Make the Holy Grail of Bad Decisions and Buy This Checker Cab Body-Swapped V12 BMW 7-Series

Buy it if you want, just don't ask us to buy it. These types of things are better admired in someone else's garage.

Share

Big auto swap builds are not too dissimilar from the 1997 John Travolta and Nicolas Cage classic Face/Off. Both are pretty over the top, don’t hold up well after repeated viewings, and exist best as pure entertainment—don’t look to either for anything substantial, nutritional, or even common sense.

In that way, this Checker Cab body swapped onto a BMW E65 chassis and powered by a V12 exists only as entertainment. This particular car looks pretty ragged aside from the bonkers body, and its provenance is a little foggy, too. (Eds note: That’s par for the course with weirdo builds if we’re honest.) It’s listed for sale on eBay here and we’d normally say “Buyer Beware” but if you’ve made it this far already, you already know that.

First, the listing purports a 1981 Checker Cab body on a 2001 BMW 750 chassis, which half checks out. The Checker part checks out, but the 750 was a V8 powertrain—the 760 was the V12 version, which we’ll chalk up to just a typo. The listing reports the six-speed automatic hooked to the V12 is slipping, which is probably the least of its issues, but runs and drives. All of the V12’s computers that serve as the over-complicated German sedan’s life support has been moved to the trunk of the Checker, where the famous Bangle Butt used to be. 

Second, the seller is reportedly in the U.S., although the creation appears to be imported from north of the border.  Doom Custom in Quebec appears to be the builder and chronicled their creation on their Facebook page, although Doom appears to be defunct and no one from the shop responded to our attempts to reach them. How this car got to the U.S. or when, we might never know. The VIN is likely from the Checker cab itself, which doesn’t help to know how many miles this BMW has traveled before it was chopped up and Frankensteined into this.

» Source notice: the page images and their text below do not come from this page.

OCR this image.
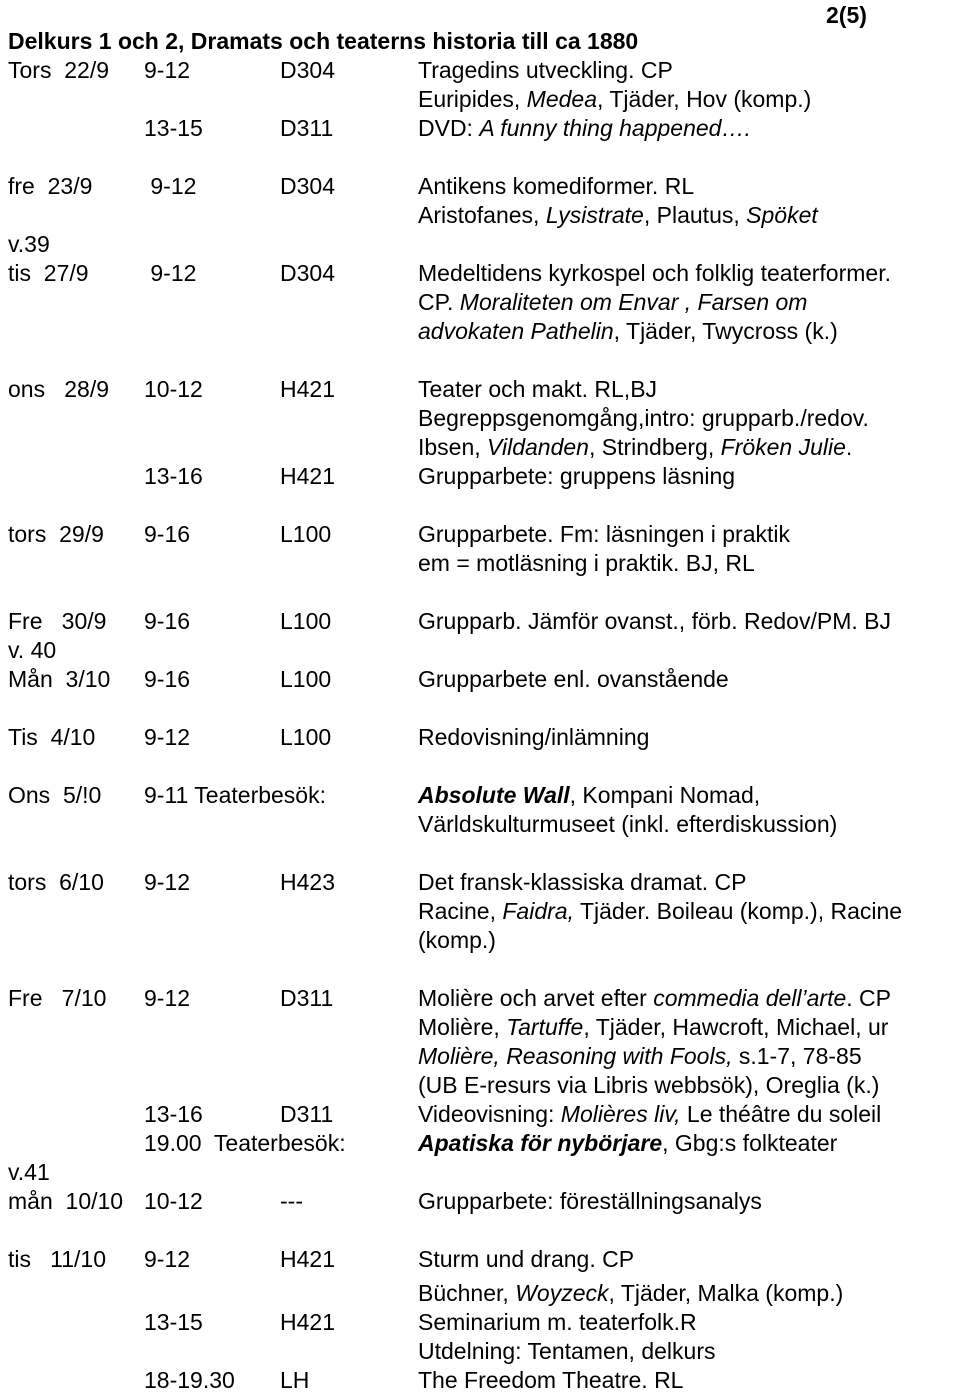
2(5)
Delkurs 1 och 2, Dramats och teaterns historia till ca 1880
Tors  22/9 9-12	D304	Tragedins utveckling. CP
Euripides, Medea, Tjäder, Hov (komp.)
13-15	D311	DVD: A funny thing happened….
fre  23/9 9-12	D304	Antikens komediformer. RL
Aristofanes, Lysistrate, Plautus, Spöket
v.39
tis  27/9 9-12	D304	Medeltidens kyrkospel och folklig teaterformer.
CP. Moraliteten om Envar , Farsen om
advokaten Pathelin, Tjäder, Twycross (k.)
ons   28/9 10-12	H421	Teater och makt. RL,BJ
Begreppsgenomgång,intro: grupparb./redov.
Ibsen, Vildanden, Strindberg, Fröken Julie.
13-16	H421	Grupparbete: gruppens läsning
tors  29/9 9-16	L100	Grupparbete. Fm: läsningen i praktik
em = motläsning i praktik. BJ, RL
Fre   30/9 9-16	L100	Grupparb. Jämför ovanst., förb. Redov/PM. BJ
v. 40
Mån  3/10 9-16	L100	Grupparbete enl. ovanstående
Tis  4/10 9-12	L100	Redovisning/inlämning
Ons  5/!0 9-11 Teaterbesök:	Absolute Wall, Kompani Nomad,
Världskulturmuseet (inkl. efterdiskussion)
tors  6/10 9-12	H423	Det fransk-klassiska dramat. CP
Racine, Faidra, Tjäder. Boileau (komp.), Racine
(komp.)
Fre   7/10 9-12	D311	Molière och arvet efter commedia dell’arte. CP
Molière, Tartuffe, Tjäder, Hawcroft, Michael, ur
Molière, Reasoning with Fools, s.1-7, 78-85
(UB E-resurs via Libris webbsök), Oreglia (k.)
13-16	D311	Videovisning: Molières liv, Le théâtre du soleil
19.00  Teaterbesök:	Apatiska för nybörjare, Gbg:s folkteater
v.41
mån  10/10 10-12	---	Grupparbete: föreställningsanalys
tis   11/10 9-12	H421	Sturm und drang. CP
Büchner, Woyzeck, Tjäder, Malka (komp.)
13-15	H421	Seminarium m. teaterfolk.R
Utdelning: Tentamen, delkurs
18-19.30 LH	The Freedom Theatre. RL
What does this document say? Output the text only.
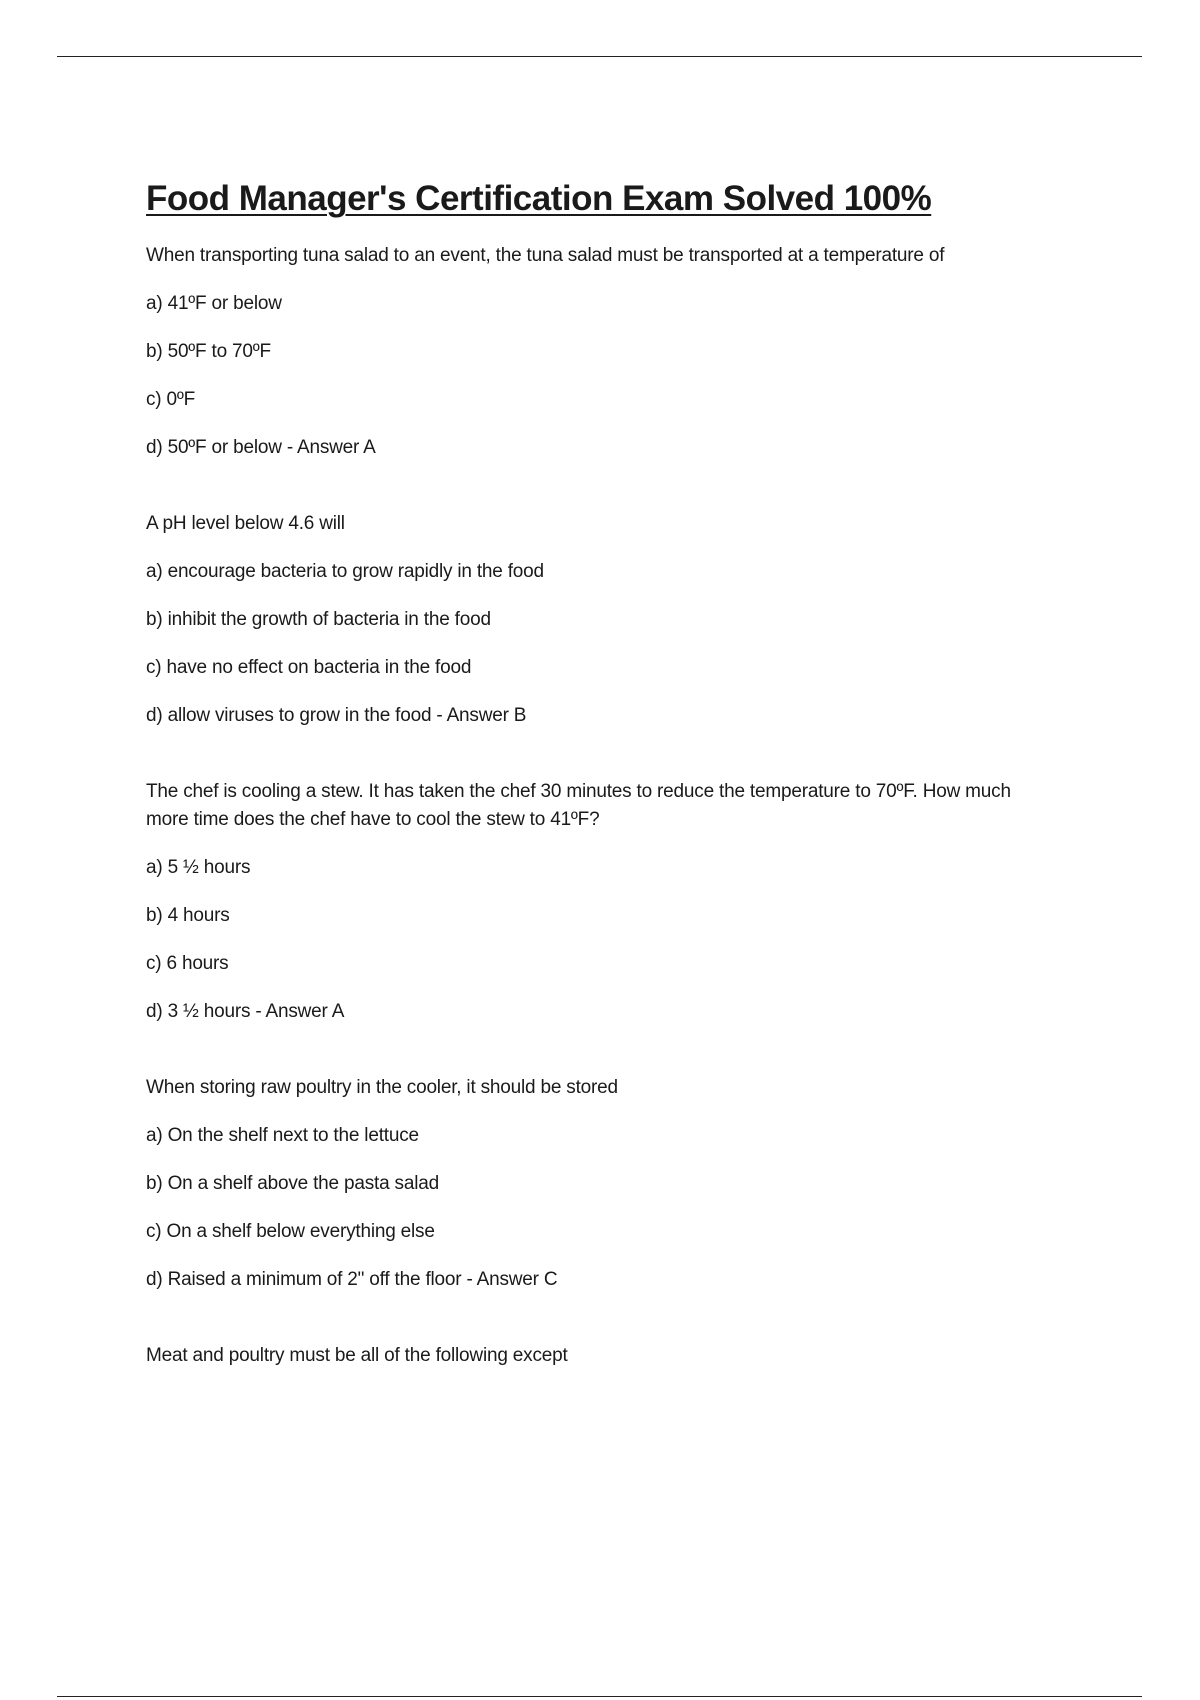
Food Manager's Certification Exam Solved 100%

When transporting tuna salad to an event, the tuna salad must be transported at a temperature of

a) 41ºF or below

b) 50ºF to 70ºF

c) 0ºF

d) 50ºF or below - Answer A

A pH level below 4.6 will

a) encourage bacteria to grow rapidly in the food

b) inhibit the growth of bacteria in the food

c) have no effect on bacteria in the food

d) allow viruses to grow in the food - Answer B

The chef is cooling a stew. It has taken the chef 30 minutes to reduce the temperature to 70ºF. How much more time does the chef have to cool the stew to 41ºF?

a) 5 ½ hours

b) 4 hours

c) 6 hours

d) 3 ½ hours - Answer A

When storing raw poultry in the cooler, it should be stored

a) On the shelf next to the lettuce

b) On a shelf above the pasta salad

c) On a shelf below everything else

d) Raised a minimum of 2" off the floor - Answer C

Meat and poultry must be all of the following except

Still, regardless of how this mongrel came into this world, we can still celebrate it. It’s a bona fide shitbox in more ways than one: whether it’s the notoriously overbuilt and complicated V12 under the hood, the shaky body swap that absolutely never fits the way you’d expect, the dirt-nasty interior, or even the maligned first-gen iDrive that apparently works, not much about this car screams “on the daily” in any respect. Just admire the show and try not to pick apart the plot too much, OK?